# Abstand Motorschraube - Echolotgeber?



## Broiler (1. März 2008)

Hallo, ich habe mal folgende Frage: Ich will mir für ein Kanu eine Motorhalterung für E-Motor bauen und wollte auf der anderen Seite gleich einen Echolotgeberstangenhalter anbauen. Damit wäre der Abstand zwischen Motorschraube und Geber etwa 60-80 cm. Ich habe öfter von Problemen bei Verwirbelungen des Wassers durch die Schraube gelesen. Wäre das in meinem Fall möglicherweise auch ein Störfaktor für eine gute Darstellung, also sprich: sollte ich den Geber lieber doch weiter weg montieren?

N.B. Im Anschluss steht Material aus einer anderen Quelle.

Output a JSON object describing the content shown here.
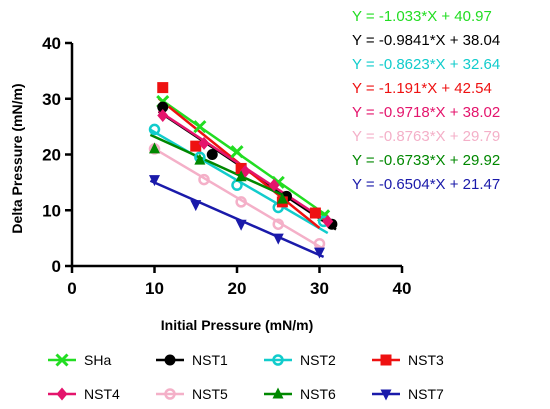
{
  "chart_data": {
    "type": "scatter",
    "xlabel": "Initial Pressure (mN/m)",
    "ylabel": "Delta Pressure (mN/m)",
    "xlim": [
      0,
      40
    ],
    "ylim": [
      0,
      40
    ],
    "xticks": [
      "0",
      "10",
      "20",
      "30",
      "40"
    ],
    "yticks": [
      "0",
      "10",
      "20",
      "30",
      "40"
    ],
    "grid": false,
    "legend_position": "bottom",
    "series": [
      {
        "name": "SHa",
        "color": "#22dd22",
        "marker": "x",
        "x": [
          11,
          15.5,
          20,
          25,
          30.5
        ],
        "y": [
          29.5,
          25,
          20.5,
          15,
          9
        ],
        "fit": {
          "slope": -1.033,
          "intercept": 40.97,
          "range": [
            10.5,
            31
          ]
        }
      },
      {
        "name": "NST1",
        "color": "#000000",
        "marker": "circle",
        "x": [
          11,
          17,
          26,
          31.5
        ],
        "y": [
          28.5,
          20,
          12.5,
          7.5
        ],
        "fit": {
          "slope": -0.9841,
          "intercept": 38.04,
          "range": [
            10.5,
            32
          ]
        }
      },
      {
        "name": "NST2",
        "color": "#11cccc",
        "marker": "circle-open",
        "x": [
          10,
          15.5,
          20,
          25,
          30.5
        ],
        "y": [
          24.5,
          19.5,
          14.5,
          10.5,
          8
        ],
        "fit": {
          "slope": -0.8623,
          "intercept": 32.64,
          "range": [
            9.5,
            31
          ]
        }
      },
      {
        "name": "NST3",
        "color": "#ee1111",
        "marker": "square",
        "x": [
          11,
          15,
          20.5,
          25.5,
          29.5
        ],
        "y": [
          32,
          21.5,
          17.5,
          11.5,
          9.5
        ],
        "fit": {
          "slope": -1.191,
          "intercept": 42.54,
          "range": [
            10.5,
            30
          ]
        }
      },
      {
        "name": "NST4",
        "color": "#e4146c",
        "marker": "diamond",
        "x": [
          11,
          16,
          21,
          24.5,
          31
        ],
        "y": [
          27,
          22,
          17,
          14.5,
          8
        ],
        "fit": {
          "slope": -0.9718,
          "intercept": 38.02,
          "range": [
            10.5,
            31.5
          ]
        }
      },
      {
        "name": "NST5",
        "color": "#f4b0c8",
        "marker": "circle-open",
        "x": [
          10,
          16,
          20.5,
          25,
          30
        ],
        "y": [
          21,
          15.5,
          11.5,
          7.5,
          4
        ],
        "fit": {
          "slope": -0.8763,
          "intercept": 29.79,
          "range": [
            9.5,
            30.5
          ]
        }
      },
      {
        "name": "NST6",
        "color": "#008800",
        "marker": "triangle-up",
        "x": [
          10,
          15.5,
          20.5,
          25.5
        ],
        "y": [
          21,
          19,
          16,
          12
        ],
        "fit": {
          "slope": -0.6733,
          "intercept": 29.92,
          "range": [
            9.5,
            26
          ]
        }
      },
      {
        "name": "NST7",
        "color": "#1a1aaa",
        "marker": "triangle-down",
        "x": [
          10,
          15,
          20.5,
          25,
          30
        ],
        "y": [
          15.5,
          11,
          7.5,
          5,
          2.5
        ],
        "fit": {
          "slope": -0.6504,
          "intercept": 21.47,
          "range": [
            9.5,
            30.5
          ]
        }
      }
    ],
    "equations": [
      {
        "text": "Y = -1.033*X + 40.97",
        "color": "#22dd22"
      },
      {
        "text": "Y = -0.9841*X + 38.04",
        "color": "#000000"
      },
      {
        "text": "Y = -0.8623*X + 32.64",
        "color": "#11cccc"
      },
      {
        "text": "Y = -1.191*X + 42.54",
        "color": "#ee1111"
      },
      {
        "text": "Y = -0.9718*X + 38.02",
        "color": "#e4146c"
      },
      {
        "text": "Y = -0.8763*X + 29.79",
        "color": "#f4b0c8"
      },
      {
        "text": "Y = -0.6733*X + 29.92",
        "color": "#008800"
      },
      {
        "text": "Y = -0.6504*X + 21.47",
        "color": "#1a1aaa"
      }
    ]
  }
}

Danke für Eure Hilfe - Broiler#h


----------



## Fishhook (1. März 2008)

*AW: Abstand Motorschraube - Echolotgeber?*

Da es Anbausätze für den Geber am E-Motor gibt, wird es sehr wahrscheinlich keine Störungen geben.

Siehe hier...http://www.allroundmarin.com/katalog/pdf2008/HB2008_12_ZB.pdf


----------



## gründler (1. März 2008)

*AW: Abstand Motorschraube - Echolotgeber?*

hi
Gibt keine Probleme mein geber sitzt 30cm neben dem Motor,ob nun E oder Benzin Motor bei mir gab es noch keine Probleme,besitze ein x135 und nen x510c.
lg


----------